Anticancer activities of adenine nucleotides in tumor bearing hosts

Abstract The utilization of adenosine 5′‐triphosphate (ATP) infusions against solid refractory cancers is based on the preclinical findings that low levels of extracellular ATP significantly inhibit the growth of a variety of human and murine tumor cells. The mechanisms of tumor cell killing by extracellular ATP are attributed to effects mediated by its interaction with P 2 purine receptors as well as non‐receptor‐mediated pore formation in the tumor cell membrane. The achievement of elevated extracellular blood plasma pools of ATP is accomplished by the administration of adenine nucleotides which yield elevated liver, red blood cell, and plasma compartment pools of ATP. Administration of AMP or ATP to tumor‐bearing murine hosts produced, in addition to the cytotoxic effects against the tumor, a variety of host mediated anticancer activities, including significant inhibition of host weight loss in cachectic tumor models.
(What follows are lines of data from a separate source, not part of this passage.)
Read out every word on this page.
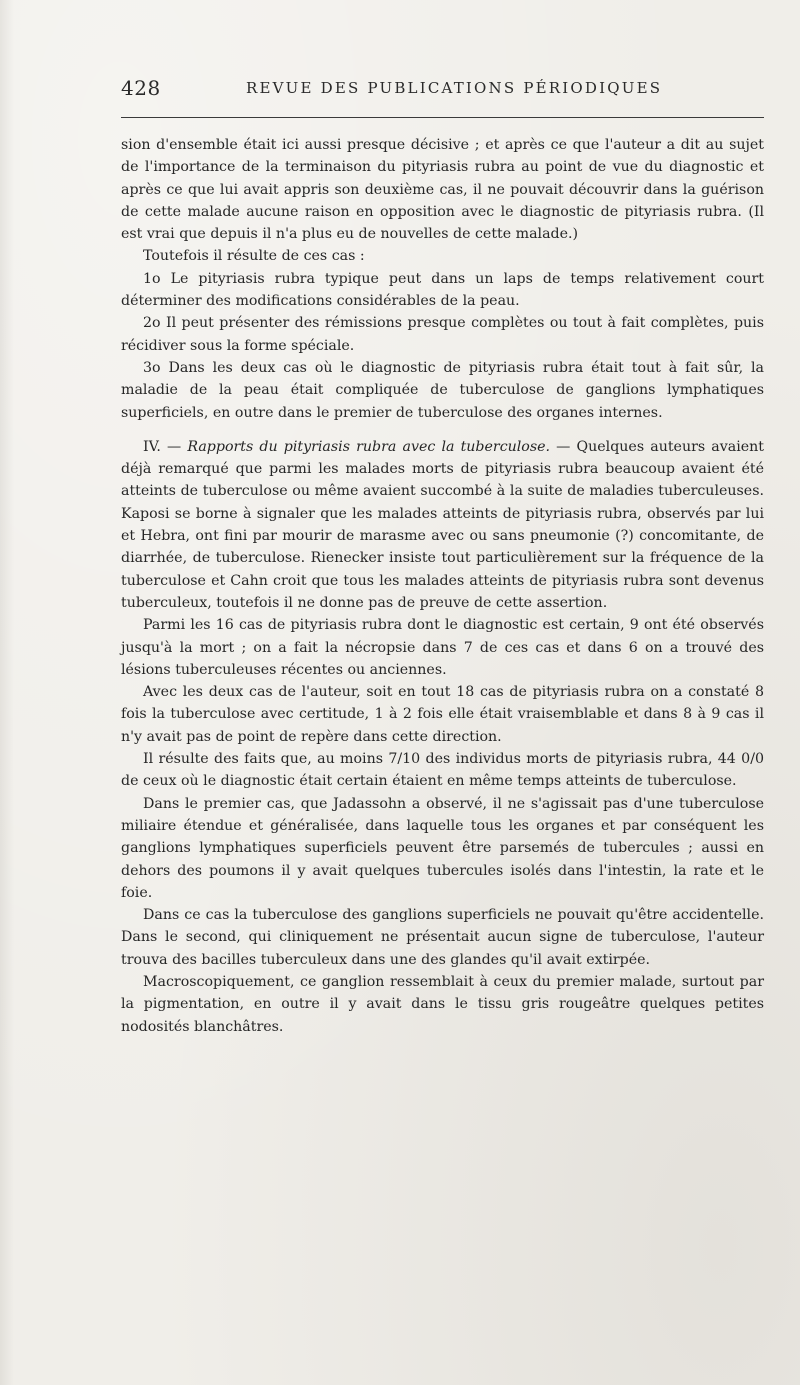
428	REVUE DES PUBLICATIONS PÉRIODIQUES

sion d'ensemble était ici aussi presque décisive ; et après ce que l'auteur a dit au sujet de l'importance de la terminaison du pityriasis rubra au point de vue du diagnostic et après ce que lui avait appris son deuxième cas, il ne pouvait découvrir dans la guérison de cette malade aucune raison en opposition avec le diagnostic de pityriasis rubra. (Il est vrai que depuis il n'a plus eu de nouvelles de cette malade.)

Toutefois il résulte de ces cas :

1o Le pityriasis rubra typique peut dans un laps de temps relativement court déterminer des modifications considérables de la peau.

2o Il peut présenter des rémissions presque complètes ou tout à fait complètes, puis récidiver sous la forme spéciale.

3o Dans les deux cas où le diagnostic de pityriasis rubra était tout à fait sûr, la maladie de la peau était compliquée de tuberculose de ganglions lymphatiques superficiels, en outre dans le premier de tuberculose des organes internes.

IV. — Rapports du pityriasis rubra avec la tuberculose. — Quelques auteurs avaient déjà remarqué que parmi les malades morts de pityriasis rubra beaucoup avaient été atteints de tuberculose ou même avaient succombé à la suite de maladies tuberculeuses. Kaposi se borne à signaler que les malades atteints de pityriasis rubra, observés par lui et Hebra, ont fini par mourir de marasme avec ou sans pneumonie (?) concomitante, de diarrhée, de tuberculose. Rienecker insiste tout particulièrement sur la fréquence de la tuberculose et Cahn croit que tous les malades atteints de pityriasis rubra sont devenus tuberculeux, toutefois il ne donne pas de preuve de cette assertion.

Parmi les 16 cas de pityriasis rubra dont le diagnostic est certain, 9 ont été observés jusqu'à la mort ; on a fait la nécropsie dans 7 de ces cas et dans 6 on a trouvé des lésions tuberculeuses récentes ou anciennes.

Avec les deux cas de l'auteur, soit en tout 18 cas de pityriasis rubra on a constaté 8 fois la tuberculose avec certitude, 1 à 2 fois elle était vraisemblable et dans 8 à 9 cas il n'y avait pas de point de repère dans cette direction.

Il résulte des faits que, au moins 7/10 des individus morts de pityriasis rubra, 44 0/0 de ceux où le diagnostic était certain étaient en même temps atteints de tuberculose.

Dans le premier cas, que Jadassohn a observé, il ne s'agissait pas d'une tuberculose miliaire étendue et généralisée, dans laquelle tous les organes et par conséquent les ganglions lymphatiques superficiels peuvent être parsemés de tubercules ; aussi en dehors des poumons il y avait quelques tubercules isolés dans l'intestin, la rate et le foie.

Dans ce cas la tuberculose des ganglions superficiels ne pouvait qu'être accidentelle. Dans le second, qui cliniquement ne présentait aucun signe de tuberculose, l'auteur trouva des bacilles tuberculeux dans une des glandes qu'il avait extirpée.

Macroscopiquement, ce ganglion ressemblait à ceux du premier malade, surtout par la pigmentation, en outre il y avait dans le tissu gris rougeâtre quelques petites nodosités blanchâtres.
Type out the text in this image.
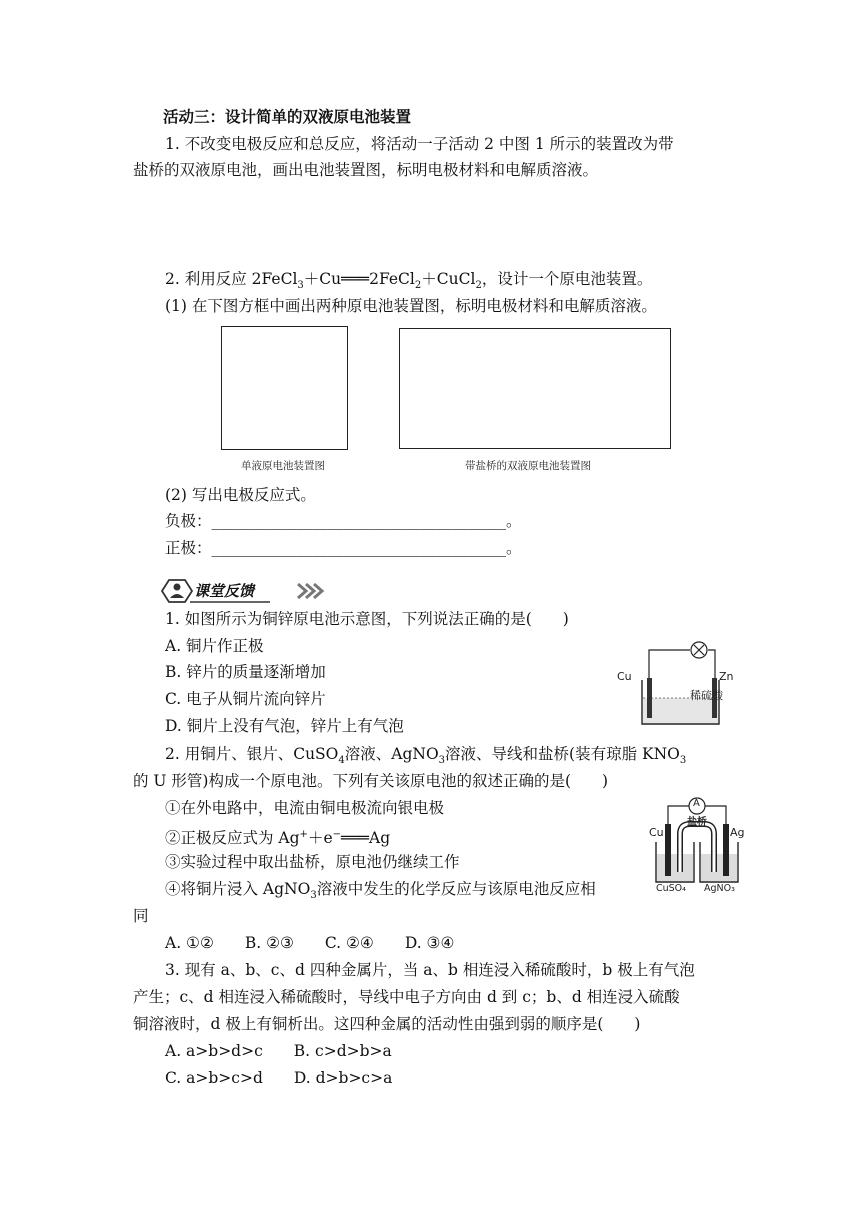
活动三：设计简单的双液原电池装置
1. 不改变电极反应和总反应，将活动一子活动 2 中图 1 所示的装置改为带
盐桥的双液原电池，画出电池装置图，标明电极材料和电解质溶液。
2. 利用反应 2FeCl$_3$＋Cu═══2FeCl$_2$＋CuCl$_2$，设计一个原电池装置。
(1) 在下图方框中画出两种原电池装置图，标明电极材料和电解质溶液。
单液原电池装置图	带盐桥的双液原电池装置图
(2) 写出电极反应式。
负极：______________________________________。
正极：______________________________________。
课堂反馈
1. 如图所示为铜锌原电池示意图，下列说法正确的是(　　)
A. 铜片作正极
B. 锌片的质量逐渐增加
C. 电子从铜片流向锌片
D. 铜片上没有气泡，锌片上有气泡
Cu	Zn
稀硫酸
2. 用铜片、银片、CuSO$_4$溶液、AgNO$_3$溶液、导线和盐桥(装有琼脂 $KNO_3$
的 U 形管)构成一个原电池。下列有关该原电池的叙述正确的是(　　)
①在外电路中，电流由铜电极流向银电极
②正极反应式为 Ag+＋e−═══Ag
③实验过程中取出盐桥，原电池仍继续工作
④将铜片浸入 AgNO$_3$溶液中发生的化学反应与该原电池反应相
同
A. ①②　　B. ②③　　C. ②④　　D. ③④
A
盐桥
Cu	Ag
CuSO₄ AgNO₃
3. 现有 a、b、c、d 四种金属片，当 a、b 相连浸入稀硫酸时，b 极上有气泡
产生；c、d 相连浸入稀硫酸时，导线中电子方向由 d 到 c；b、d 相连浸入硫酸
铜溶液时，d 极上有铜析出。这四种金属的活动性由强到弱的顺序是(　　)
A. a>b>d>c　　B. c>d>b>a
C. a>b>c>d　　D. d>b>c>a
The inhibition of several adverse events Which are among the hallmarks of cancer cachexia is the result of prevention of the significant depletion of visceral energy stores in cachectic animals after the administration of adenine nucleotides, leading to the successful maintenance of hepatic functions, the resumption of normal protein synthesis in the liver, and inhibition of the synthesis of hepatic acute‐phase proteins. Thus, the administration of ATP as an anticancer agent in humans at levels (below 0.1 mg/kg min) which do not adversely affect systemic and cardiovascular functions is expected to lead to the following activities resulting from the generation of elevated hepatic, red blood cell, and blood plasma ATP pools: cytolytic effects against the tumor, inhibition of host weight loss, and other adverse effects of cachexia, anti‐pain effects, modulation of blood flow to the tumor, positive effects on motor functions and performance status due to increases in several other parameters which are also known to be affected by elevated red blood cell and blood plasma (extracellular) ATP levels. © 1993 Wiley‐Liss, Inc.